A lot of its growth is driven from the top end of the market, which includes e-commerce buyers. “E-commerce has played a pivotal role in our success for four consecutive years, driving growth across various categories,” he shares.

International markets 

Currently, about one-third of the business is coming from the international market, mostly the Middle East, especially Dubai where the brand's turnover is comparable to Bangalore. UAE brings in a turnover of Rs 15-20 crore, while the Saudi market, where it launched recently, is already contributing around Rs 25-30 crore. Another 5% comes from the US and UK. 

The natural ecosystem of the Middle East is very different from that of India and presents some unique challenges. Thus, the company has adapted its strategy to suit the region. Unlike India, it is a desert. E-commerce is less prominent due to the region's long delivery times, hot weather, and extended distances. In this landscape, traditional channels such as modern trade and supermarkets play a crucial role. 
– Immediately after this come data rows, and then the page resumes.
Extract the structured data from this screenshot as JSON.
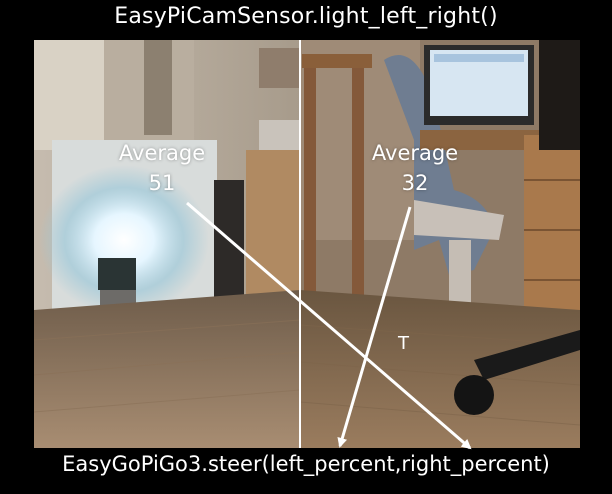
{
  "title": "EasyPiCamSensor.light_left_right()",
  "footer": "EasyGoPiGo3.steer(left_percent,right_percent)",
  "left_region": {
    "label": "Average",
    "value": "51"
  },
  "right_region": {
    "label": "Average",
    "value": "32"
  },
  "crossing_label": "T",
  "colors": {
    "background": "#000000",
    "text": "#ffffff",
    "arrow": "#ffffff",
    "divider": "#ffffff"
  },
  "icons": [
    "arrow-left-to-right-icon",
    "arrow-right-to-left-icon"
  ]
}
“Modern trade is particularly significant. So the shopping behaviour is fewer trips and monthly visits. Consumers tend to purchase in bulk, favouring items like frozen foods, as people often stock up during the scorching May to September period when venturing outdoors is less desirable. The local market's behaviour, influenced by the harsh climate, results in a preference for bulk storage options,” he says. 

The terrain and weather conditions define the SKUs. In addition to offering fresh products, it also sells frozen items in the Middle East. Currently, it supplies batter and fresh Parotas to the UAE and frozen Parotas to Saudi Arabia. As the prevalent tendency is to make bulk purchases, pack sizes are also larger.
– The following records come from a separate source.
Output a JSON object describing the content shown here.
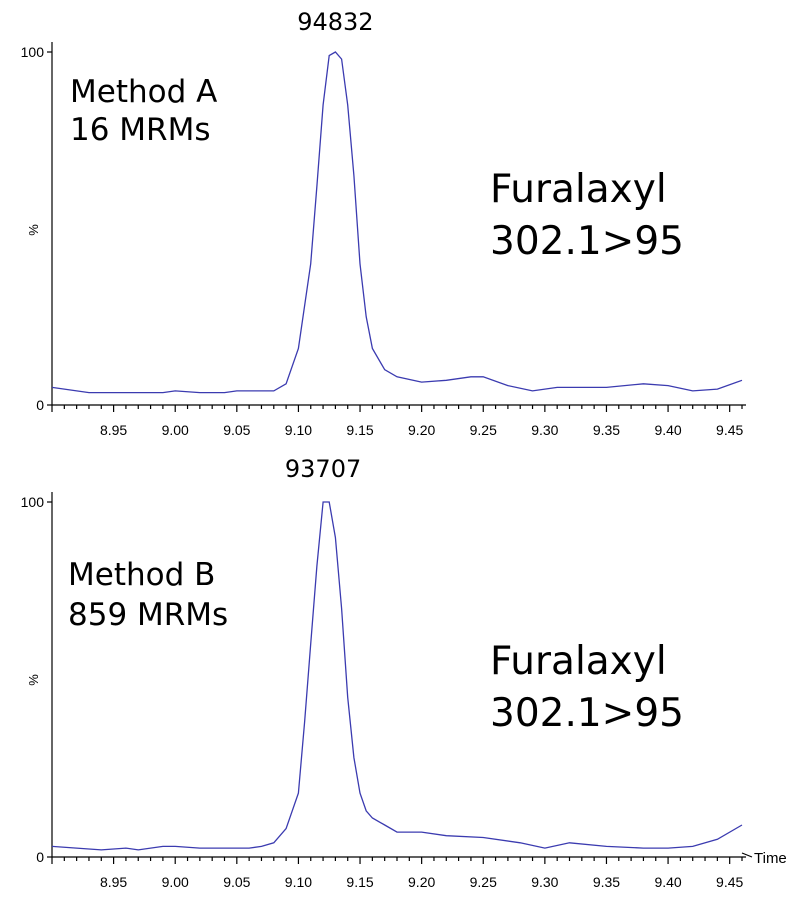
{
  "chart_data": [
    {
      "type": "line",
      "peak_label": "94832",
      "method_lines": [
        "Method A",
        "16 MRMs"
      ],
      "compound_lines": [
        "Furalaxyl",
        "302.1>95"
      ],
      "ylabel": "%",
      "xlabel": "",
      "y_ticks": [
        "0",
        "100"
      ],
      "ylim": [
        0,
        100
      ],
      "xlim": [
        8.9,
        9.46
      ],
      "x_ticks": [
        "8.95",
        "9.00",
        "9.05",
        "9.10",
        "9.15",
        "9.20",
        "9.25",
        "9.30",
        "9.35",
        "9.40",
        "9.45"
      ],
      "series": [
        {
          "color": "#3b3bb0",
          "x": [
            8.9,
            8.93,
            8.96,
            8.99,
            9.0,
            9.02,
            9.04,
            9.05,
            9.07,
            9.08,
            9.09,
            9.1,
            9.11,
            9.115,
            9.12,
            9.125,
            9.13,
            9.135,
            9.14,
            9.145,
            9.15,
            9.155,
            9.16,
            9.17,
            9.18,
            9.2,
            9.22,
            9.24,
            9.25,
            9.27,
            9.29,
            9.31,
            9.35,
            9.38,
            9.4,
            9.42,
            9.44,
            9.46
          ],
          "y": [
            5,
            3.5,
            3.5,
            3.5,
            4,
            3.5,
            3.5,
            4,
            4,
            4,
            6,
            16,
            40,
            62,
            85,
            99,
            100,
            98,
            85,
            65,
            40,
            25,
            16,
            10,
            8,
            6.5,
            7,
            8,
            8,
            5.5,
            4,
            5,
            5,
            6,
            5.5,
            4,
            4.5,
            7
          ]
        }
      ]
    },
    {
      "type": "line",
      "peak_label": "93707",
      "method_lines": [
        "Method B",
        "859 MRMs"
      ],
      "compound_lines": [
        "Furalaxyl",
        "302.1>95"
      ],
      "ylabel": "%",
      "xlabel": "Time",
      "y_ticks": [
        "0",
        "100"
      ],
      "ylim": [
        0,
        100
      ],
      "xlim": [
        8.9,
        9.46
      ],
      "x_ticks": [
        "8.95",
        "9.00",
        "9.05",
        "9.10",
        "9.15",
        "9.20",
        "9.25",
        "9.30",
        "9.35",
        "9.40",
        "9.45"
      ],
      "series": [
        {
          "color": "#3b3bb0",
          "x": [
            8.9,
            8.92,
            8.94,
            8.96,
            8.97,
            8.99,
            9.0,
            9.02,
            9.04,
            9.06,
            9.07,
            9.08,
            9.09,
            9.1,
            9.105,
            9.11,
            9.115,
            9.12,
            9.125,
            9.13,
            9.135,
            9.14,
            9.145,
            9.15,
            9.155,
            9.16,
            9.17,
            9.18,
            9.2,
            9.22,
            9.25,
            9.28,
            9.3,
            9.32,
            9.35,
            9.38,
            9.4,
            9.42,
            9.44,
            9.46
          ],
          "y": [
            3,
            2.5,
            2,
            2.5,
            2,
            3,
            3,
            2.5,
            2.5,
            2.5,
            3,
            4,
            8,
            18,
            38,
            60,
            82,
            100,
            100,
            90,
            70,
            45,
            28,
            18,
            13,
            11,
            9,
            7,
            7,
            6,
            5.5,
            4,
            2.5,
            4,
            3,
            2.5,
            2.5,
            3,
            5,
            9
          ]
        }
      ]
    }
  ]
}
Apart from Bengaluru, Hyderabad, Mumbai, and Haryana, the company has a manufacturing facility in Dubai. While the consumers are largely the Indian diaspora, the brand has observed in Saudi that the Arabs are also buying the Parotas. 

Marketing strategies

iD Fresh Food spent Rs 35.30 crore on advertising in FY23, a 25% increase from Rs 28 crore in the previous financial year. Its media plan mirrors consumer behavior, aligning with their habits across various channels. It employs a strategic mix of digital and TV advertising and allocates a significant portion of its marketing budget to conversion.

“After spending on digital and broadcast, we need to convert the consumer. The conversion is mostly happening online or at the point of sale, in the store. So we need to be very salient there and spend a significant amount of our budget there,” he adds.

In a bid to boost its expansion to other cities, the brand partnered with Sony LIV’s food show Masterchef India. 

“In the other cities, people don't really know the brand. So we associated with an impact property to increase awareness. Masterchef and Sony LIV seemed to have the right audience and it fit the brand's priorities very well. Also, it helped us establish the versatility of our brand,” he adds.

Gandhi says every integration decision revolves around determining its relevance to the brand, assessing the specific need for integration at that moment, considering the associated costs, and evaluating the target markets. 

“The choice between long-form and snackable content depends on the brand's priority. Whether to use long-form content to demonstrate the product or opt for snackable content to engage audiences escaping traditional advertisements hinges on strategic considerations,” he shares. 

The brand also spends considerably on influencer marketing. “People spend so much time on social media, that we can't ignore influencer marketing,” he says.